Central Ohio IFMA Chapter Members Honor Fire Prevention Week

     Last year, fire departments across the U.S. responded to a fire every 23 seconds. Of those calls, more than half a million were structure fires alone.

     According to the National Fire Protection Association (NFPA), the total number of fires that local municipal fire departments reported continues to be on a downward trend, decreasing by 21 percent. That’s the good news.

     But over the same time period (2015), the number of structure fires has remained relatively constant. That’s the bad news.

   And likely the worst news of all -- fires are still fatal. Over 3,000 people lost their lives last year as a result of a fire.

     Prevention, therefore, can have a huge impact on protecting properties – and saving lives. So on Thursday, Oct. 13, 2016, some two dozen Central Ohio IFMA Chapter members gathered at the Fawcett Center to learn more about fire prevention and compliance, presented by VFP Fire Systems of Columbus.  

     “The Ohio Fire Code requires building owners/contractor to comply with the requirements of the Ohio Fire Code Chapter 14, and the NFPA 241 Construction and Demolition Sites,” states a summary handed to Central Ohio IFMA Chapter members who attended the seminar. “The City of Columbus requires a fire protection plan to be developed by the building owner or designee, prior to obtaining a building, fire alarm, or sprinkler permit.

     “The approved plan and all codes must be followed with the project or a stop-work order may be issued.”

     But it’s not just in the planning stages that fire prevention and code is important. Every day that a building is in operation, and employees are walking within its walls, adhering to code is imperative.

     “Most of this is common sense,” said Russ Tate, Branch Manager for VFP Columbus, talking about knowing and adhering to code. It’s the building owner’s job (or designee employee) to provide availability for all inspections, testing, and maintenance, as well as any notification of shutdown or impairment of the building’s protection system, he said. This is not the responsibility of the building contractor or tenant. Corrections and repairs, as well as changes to the occupancy hazard, are also the owner’s responsibility (to be completed by a licensed fire technician).

     NFPA-25 2008 is the latest guidance for water-based fire prevention systems. NFPA-72 2010 addresses alarm systems, advised Tate.

     All wet systems must undergo three quarterly inspections and one annual inspection. Sandpipe and hose systems must also undergo annual inspections.

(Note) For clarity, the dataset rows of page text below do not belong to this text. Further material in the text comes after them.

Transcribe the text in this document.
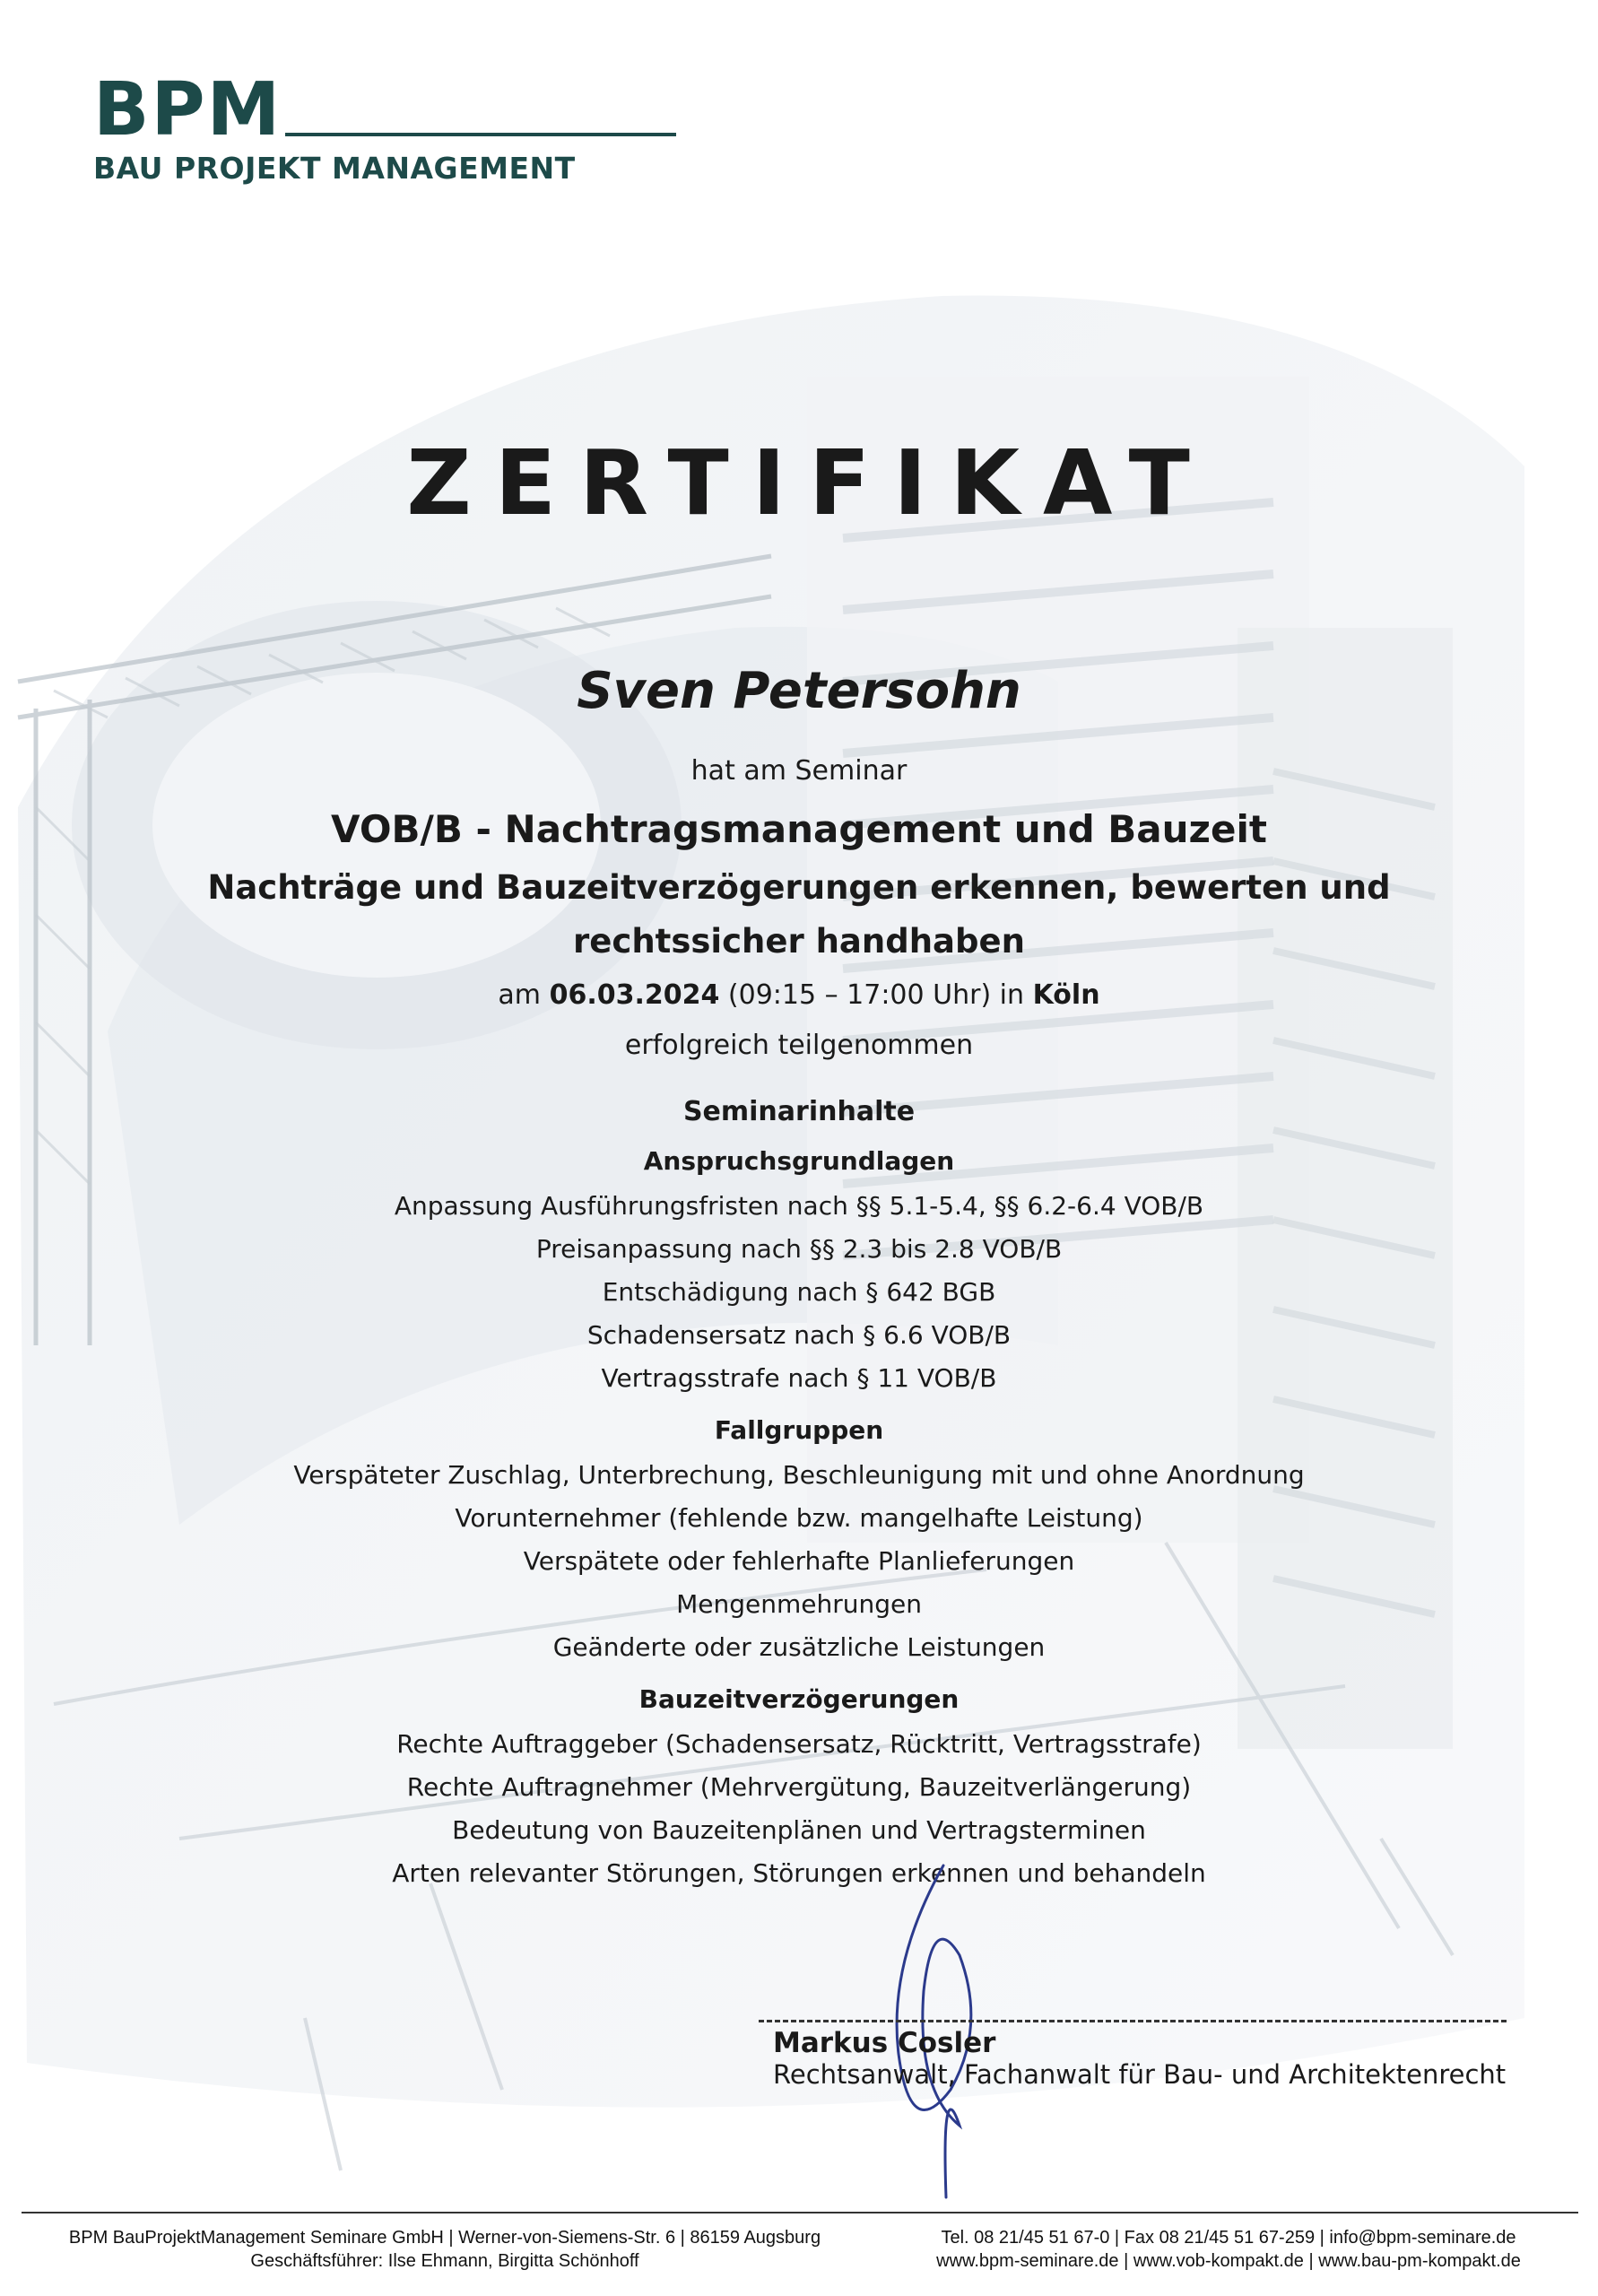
BPM
BAU PROJEKT MANAGEMENT
ZERTIFIKAT
Sven Petersohn
hat am Seminar
VOB/B - Nachtragsmanagement und Bauzeit
Nachträge und Bauzeitverzögerungen erkennen, bewerten und
rechtssicher handhaben
am 06.03.2024 (09:15 – 17:00 Uhr) in Köln
erfolgreich teilgenommen
Seminarinhalte
Anspruchsgrundlagen
Anpassung Ausführungsfristen nach §§ 5.1-5.4, §§ 6.2-6.4 VOB/B
Preisanpassung nach §§ 2.3 bis 2.8 VOB/B
Entschädigung nach § 642 BGB
Schadensersatz nach § 6.6 VOB/B
Vertragsstrafe nach § 11 VOB/B
Fallgruppen
Verspäteter Zuschlag, Unterbrechung, Beschleunigung mit und ohne Anordnung
Vorunternehmer (fehlende bzw. mangelhafte Leistung)
Verspätete oder fehlerhafte Planlieferungen
Mengenmehrungen
Geänderte oder zusätzliche Leistungen
Bauzeitverzögerungen
Rechte Auftraggeber (Schadensersatz, Rücktritt, Vertragsstrafe)
Rechte Auftragnehmer (Mehrvergütung, Bauzeitverlängerung)
Bedeutung von Bauzeitenplänen und Vertragsterminen
Arten relevanter Störungen, Störungen erkennen und behandeln
Markus Cosler
Rechtsanwalt, Fachanwalt für Bau- und Architektenrecht
BPM BauProjektManagement Seminare GmbH | Werner-von-Siemens-Str. 6 | 86159 Augsburg
Geschäftsführer: Ilse Ehmann, Birgitta Schönhoff
Tel. 08 21/45 51 67-0 | Fax 08 21/45 51 67-259 | info@bpm-seminare.de
www.bpm-seminare.de | www.vob-kompakt.de | www.bau-pm-kompakt.de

     Fire pumps require a bit more work. They are inspected annually, but require weekly maintenance. Electric fire pumps must be run for 10 minutes each week. Diesel must be run for 30 minutes each week, said Tate.

     Backflows are inspected annually as well.

     Internal investigations must also be completed so as to maintain the integrity of a water-based system. “Internal investigations need to occur every five years,” Tate told Central Ohio IFMA Chapter members, “by opening the flushing connection at the end of the main and removing one sprinkler head at the end of a branch line.” This is done because pipe scale, debris, and sediment can settle in the pipes over the years, causing blockage.

     “Whenever you have those conditions, it will prevent the system from operating the way it should,” said Tate, which could cost lives. The results of an internal investigation will determine, therefore, if flushing is necessary.

     He advised that the fire marshal will be inspecting as well.

   Other responsibilities include testing and possibly replacing gauges every five years; replacing wet sprinkler heads over 50 years old; replacing dry sprinkler heads every 10 years; and replacing quick-response sprinkler heads (in light hazard areas like office spaces) every 20 years.

     When it comes to alarm systems, the units need to be tested annually, including smoke and heat detectors, pull stations, and back-up batteries on panels. All fire extinguishers need to be inspected annually. And all kitchen hoods need inspection semi-annually.

     Tate also spent a significant amount of time addressing backflow problems which can be prevented through annual testing (call 614-645-6674 for help), preventing system impairments, and the importance of winterizing fire protection systems.

     Tate also advised that caluculation plates, while often overlooked, are imperative in giving valuable information when either changing tenants or storage arrangements.

     Violations of fire prevention codes and law can have far-reaching results. James Pearson, service manager for the local branch of VFP, cited a massive pallet fire in Columbus – which could have been avoided. Columbus inspectors determined previously that a commercial recycling building – the site of a May 2015 South Side fire -- was unsafe and that repairs had not been made. In fact, tightly packed stacks of wooden pallets that helped feed the inferno likely violated city codes. In addition to the unsafe pallet storage, the business had been operating for at least three years without the proper zoning or permit to run a salvage yard.

     The loss has been estimated at $8 million. Several fire departments battled the blaze for more than 34 hours before it was completely extinguished. Power was shut off to some 20,000 customers nearby as a precaution.

     The smoke from the fire could be seen for miles, and compromised driving conditions on a nearby highway.

     According to the American Society of Safety Engineers, some of the largest industrial fires in history have occurred when systems were out of service or impaired. That’s why they must be maintained in operational order, VFP presenters told Central Ohio IFMA Chapter members, and quickly repaired and returned to service when they are not.